Numa emboscada, há sempre a tentação de ver corpos em movimento, todos os sons ou estalidos na floresta levam a redobrar a vigilância. Ora o barulho da água podem ser crocodilos. Quando se descobre que é este o motivo da inquietação, assobia-se para o lado, que ninguém saiba que somos ignorantes quanto às forças da natureza...

O que vem na carta geográfica não é propriamente o terreno em que assentam os nossos pés e na Guiné a disparidade ainda é mais gritante. Aqui também se atravessam rios que serpenteiam o território para onde se vai, rios com centenas de metros de largura, com tarrafo na maré baixa, atravessa-se de uma lado ao outro numa canoa, quem dirige a operação é o remador, mas também se pode recorrer à autoridade suprema como aquele furriel que temendo que a canoa se virasse puxou a culatra atrás e sentenciou à tropa presente e irreverente: “Eu não sei nadar. Quero toda a gente com o cu sentado no fundo. Se esta merda vira, varo-vos a todos”.
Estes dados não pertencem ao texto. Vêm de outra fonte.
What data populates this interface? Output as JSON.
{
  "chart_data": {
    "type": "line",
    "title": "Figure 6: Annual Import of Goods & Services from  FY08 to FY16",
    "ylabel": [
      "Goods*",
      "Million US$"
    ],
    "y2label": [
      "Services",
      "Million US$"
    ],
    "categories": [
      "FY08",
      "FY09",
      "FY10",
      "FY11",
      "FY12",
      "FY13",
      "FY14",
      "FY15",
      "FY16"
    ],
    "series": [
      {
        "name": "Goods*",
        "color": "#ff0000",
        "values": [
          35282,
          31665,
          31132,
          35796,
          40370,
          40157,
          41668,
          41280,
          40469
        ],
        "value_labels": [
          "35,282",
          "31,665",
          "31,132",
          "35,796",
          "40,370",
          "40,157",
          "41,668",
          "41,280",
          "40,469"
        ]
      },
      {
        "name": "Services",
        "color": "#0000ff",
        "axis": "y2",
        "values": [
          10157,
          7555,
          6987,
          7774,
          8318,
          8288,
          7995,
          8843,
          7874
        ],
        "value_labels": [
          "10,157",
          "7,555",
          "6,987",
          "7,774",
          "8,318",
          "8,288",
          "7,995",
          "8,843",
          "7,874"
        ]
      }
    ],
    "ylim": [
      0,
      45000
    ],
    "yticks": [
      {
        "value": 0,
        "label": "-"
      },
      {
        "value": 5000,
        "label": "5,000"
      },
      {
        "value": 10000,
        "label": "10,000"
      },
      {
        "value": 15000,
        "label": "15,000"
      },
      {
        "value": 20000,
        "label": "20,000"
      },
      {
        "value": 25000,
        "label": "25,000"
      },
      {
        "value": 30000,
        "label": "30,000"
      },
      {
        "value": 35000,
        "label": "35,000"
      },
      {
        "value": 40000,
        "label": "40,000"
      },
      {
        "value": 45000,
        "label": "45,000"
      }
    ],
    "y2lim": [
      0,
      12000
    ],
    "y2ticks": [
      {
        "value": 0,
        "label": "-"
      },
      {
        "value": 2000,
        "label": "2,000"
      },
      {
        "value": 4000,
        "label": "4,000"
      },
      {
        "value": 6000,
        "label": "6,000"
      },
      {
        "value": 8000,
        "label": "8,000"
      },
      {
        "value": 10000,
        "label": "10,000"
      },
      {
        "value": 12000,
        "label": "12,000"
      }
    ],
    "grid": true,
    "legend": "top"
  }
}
Todas as unidades militares têm os seus palradores, e o território da guerra de guerrilha não é excepção. Chegou à sede do batalhão um jornalista e o alferes que o recebeu era todo um portento de lábia e prosápia. O jornalista vinha em missão de reportagem sobre a guerra da Guiné, o alferes respondeu que o que havia ali era uma insurreição armada, vinda e alimentada do exterior. O jornalista pede sugestões para sair para o mato, quer autenticidade na reportagem, e o palrador responde:
“Sabe, essas coisas não dependem de irmos para Norte ou para Sul. Depende mais das fases da lua, da orientação do vento ou da humidade do ar... com sorte ou com azar, pode alcançar a verdade e a vida a pouco mais 4/5 quilómetros. Sempre será melhor que estar para aí a filmar a mata ou meia dúzia de figurantes de armas na mão, tendo o homem da câmara encostado ao arame farpado”. Inevitavelmente, o comandante deu ordens para que o alferes tivesse tento na língua.
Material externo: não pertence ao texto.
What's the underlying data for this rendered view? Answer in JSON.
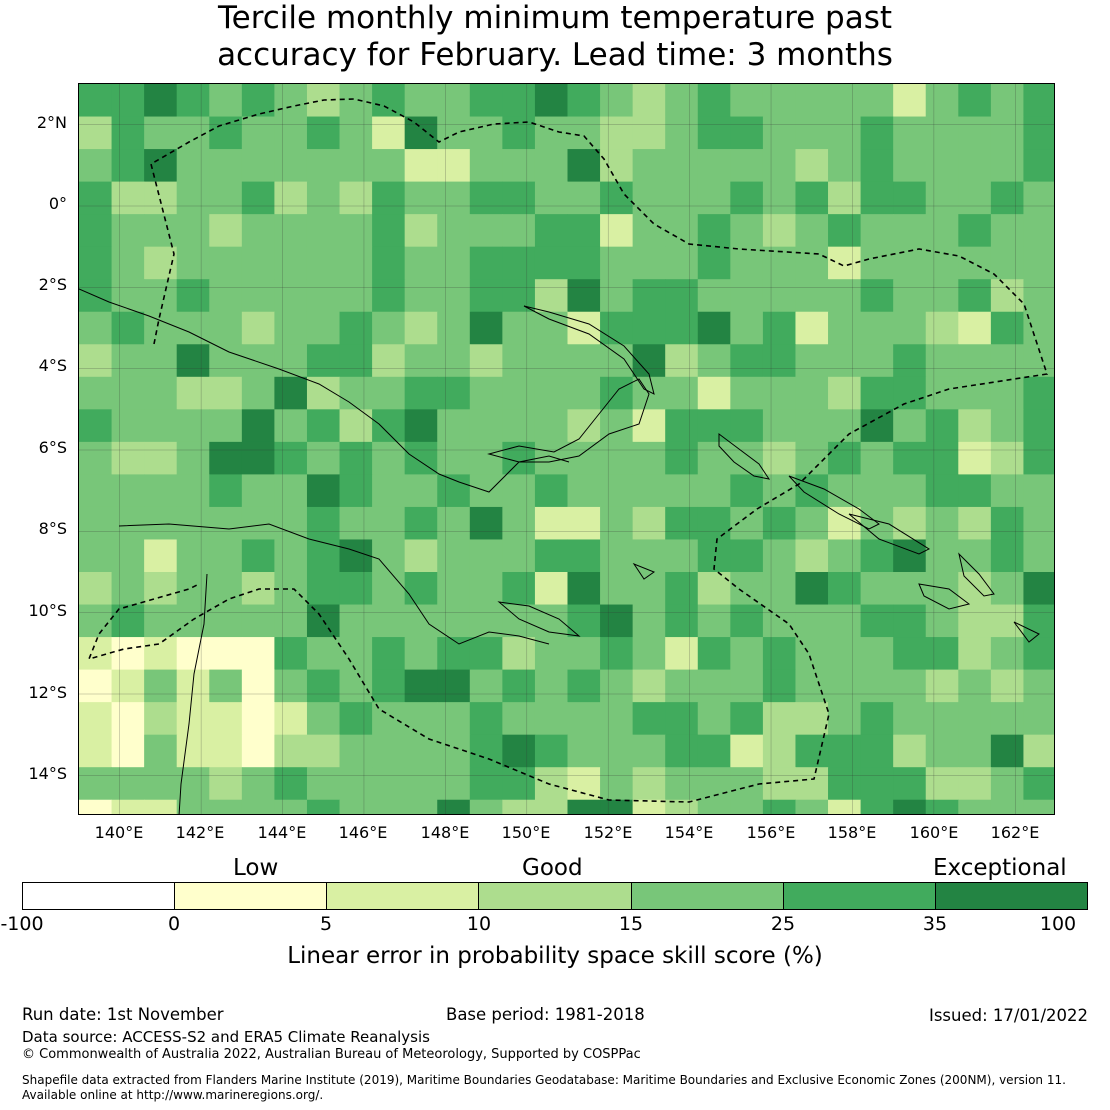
{
  "title": {
    "line1": "Tercile monthly minimum temperature past",
    "line2": "accuracy for February. Lead time: 3 months"
  },
  "map": {
    "lat_labels": [
      "2°N",
      "0°",
      "2°S",
      "4°S",
      "6°S",
      "8°S",
      "10°S",
      "12°S",
      "14°S"
    ],
    "lon_labels": [
      "140°E",
      "142°E",
      "144°E",
      "146°E",
      "148°E",
      "150°E",
      "152°E",
      "154°E",
      "156°E",
      "158°E",
      "160°E",
      "162°E"
    ],
    "lat_range": [
      -15,
      3
    ],
    "lon_range": [
      139,
      163
    ],
    "grid_resolution_deg": 0.8
  },
  "legend": {
    "categories": [
      "Low",
      "Good",
      "Exceptional"
    ],
    "ticks": [
      "-100",
      "0",
      "5",
      "10",
      "15",
      "25",
      "35",
      "100"
    ],
    "colors": [
      "#ffffff",
      "#ffffcc",
      "#d9f0a3",
      "#addd8e",
      "#78c679",
      "#41ab5d",
      "#238443"
    ],
    "title": "Linear error in probability space skill score (%)"
  },
  "footer": {
    "run_date": "Run date: 1st November",
    "base_period": "Base period: 1981-2018",
    "issued": "Issued: 17/01/2022",
    "data_source": "Data source: ACCESS-S2 and ERA5 Climate Reanalysis",
    "copyright": "© Commonwealth of Australia 2022, Australian Bureau of Meteorology, Supported by COSPPac",
    "shapefile_line1": "Shapefile data extracted from Flanders Marine Institute (2019), Maritime Boundaries Geodatabase: Maritime Boundaries and Exclusive Economic Zones (200NM), version 11.",
    "shapefile_line2": "Available online at http://www.marineregions.org/."
  }
}
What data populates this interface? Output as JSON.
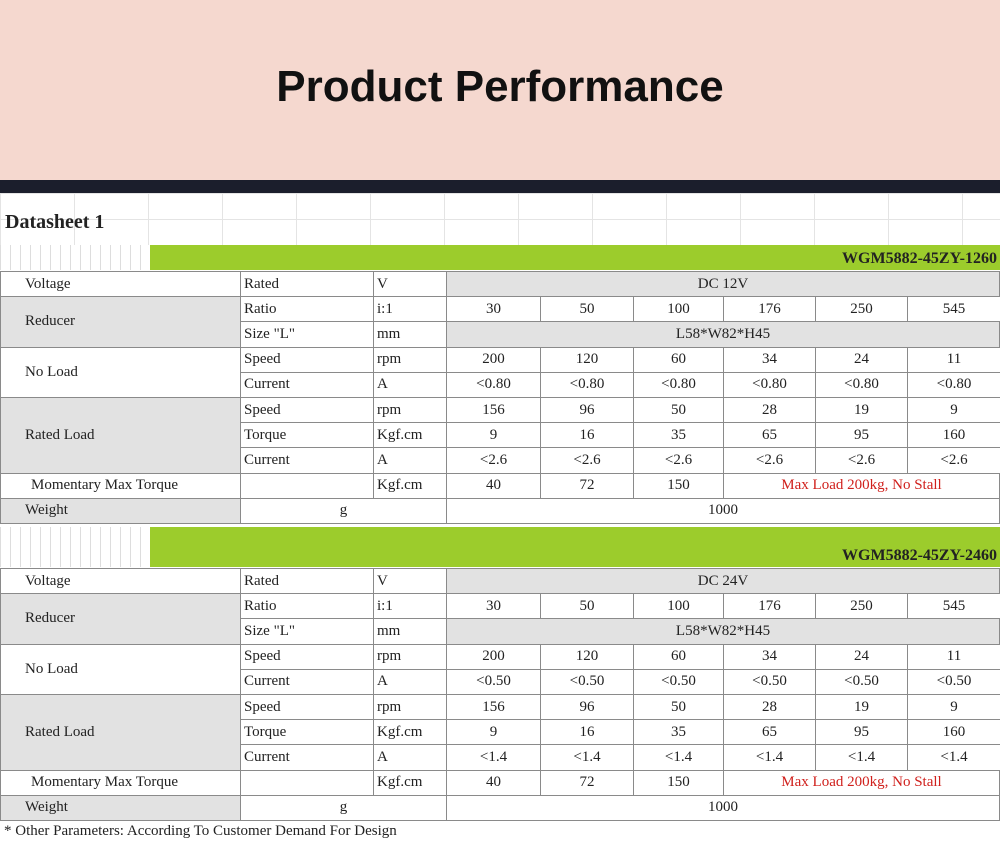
{
  "header": {
    "title": "Product Performance"
  },
  "sheet_title": "Datasheet 1",
  "tables": [
    {
      "model": "WGM5882-45ZY-1260",
      "groups": [
        {
          "label": "Voltage",
          "rows": [
            {
              "param": "Rated",
              "unit": "V",
              "span": "DC 12V"
            }
          ]
        },
        {
          "label": "Reducer",
          "rows": [
            {
              "param": "Ratio",
              "unit": "i:1",
              "values": [
                30,
                50,
                100,
                176,
                250,
                545
              ]
            },
            {
              "param": "Size \"L\"",
              "unit": "mm",
              "span": "L58*W82*H45"
            }
          ]
        },
        {
          "label": "No Load",
          "rows": [
            {
              "param": "Speed",
              "unit": "rpm",
              "values": [
                200,
                120,
                60,
                34,
                24,
                11
              ]
            },
            {
              "param": "Current",
              "unit": "A",
              "values": [
                "<0.80",
                "<0.80",
                "<0.80",
                "<0.80",
                "<0.80",
                "<0.80"
              ]
            }
          ]
        },
        {
          "label": "Rated Load",
          "rows": [
            {
              "param": "Speed",
              "unit": "rpm",
              "values": [
                156,
                96,
                50,
                28,
                19,
                9
              ]
            },
            {
              "param": "Torque",
              "unit": "Kgf.cm",
              "values": [
                9,
                16,
                35,
                65,
                95,
                160
              ]
            },
            {
              "param": "Current",
              "unit": "A",
              "values": [
                "<2.6",
                "<2.6",
                "<2.6",
                "<2.6",
                "<2.6",
                "<2.6"
              ]
            }
          ]
        },
        {
          "label": "Momentary Max Torque",
          "rows": [
            {
              "unit": "Kgf.cm",
              "values": [
                40,
                72,
                150
              ],
              "note": "Max Load 200kg, No Stall"
            }
          ]
        },
        {
          "label": "Weight",
          "rows": [
            {
              "unit": "g",
              "span": 1000
            }
          ]
        }
      ]
    },
    {
      "model": "WGM5882-45ZY-2460",
      "groups": [
        {
          "label": "Voltage",
          "rows": [
            {
              "param": "Rated",
              "unit": "V",
              "span": "DC 24V"
            }
          ]
        },
        {
          "label": "Reducer",
          "rows": [
            {
              "param": "Ratio",
              "unit": "i:1",
              "values": [
                30,
                50,
                100,
                176,
                250,
                545
              ]
            },
            {
              "param": "Size \"L\"",
              "unit": "mm",
              "span": "L58*W82*H45"
            }
          ]
        },
        {
          "label": "No Load",
          "rows": [
            {
              "param": "Speed",
              "unit": "rpm",
              "values": [
                200,
                120,
                60,
                34,
                24,
                11
              ]
            },
            {
              "param": "Current",
              "unit": "A",
              "values": [
                "<0.50",
                "<0.50",
                "<0.50",
                "<0.50",
                "<0.50",
                "<0.50"
              ]
            }
          ]
        },
        {
          "label": "Rated Load",
          "rows": [
            {
              "param": "Speed",
              "unit": "rpm",
              "values": [
                156,
                96,
                50,
                28,
                19,
                9
              ]
            },
            {
              "param": "Torque",
              "unit": "Kgf.cm",
              "values": [
                9,
                16,
                35,
                65,
                95,
                160
              ]
            },
            {
              "param": "Current",
              "unit": "A",
              "values": [
                "<1.4",
                "<1.4",
                "<1.4",
                "<1.4",
                "<1.4",
                "<1.4"
              ]
            }
          ]
        },
        {
          "label": "Momentary Max Torque",
          "rows": [
            {
              "unit": "Kgf.cm",
              "values": [
                40,
                72,
                150
              ],
              "note": "Max Load 200kg, No Stall"
            }
          ]
        },
        {
          "label": "Weight",
          "rows": [
            {
              "unit": "g",
              "span": 1000
            }
          ]
        }
      ]
    }
  ],
  "footnote": "* Other Parameters: According To Customer Demand For Design"
}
Nem sempre o que se escreve numa carta em teatro de guerra é entendido de igual modo. O marido escreve à mulher que saía para batidas, patrulhas, operações ou emboscadas. A mulher, na resposta, desabafa e recrimina: “Ainda dás uns passeios. Eu para aqui estou e é só de casa para o trabalho e do trabalho para casa. Passear, passear é só à missa nos domingos e...”. Há incompreensões em que é muito difícil clarificar que as idas e vindas no mato não são turismo ao ar livre.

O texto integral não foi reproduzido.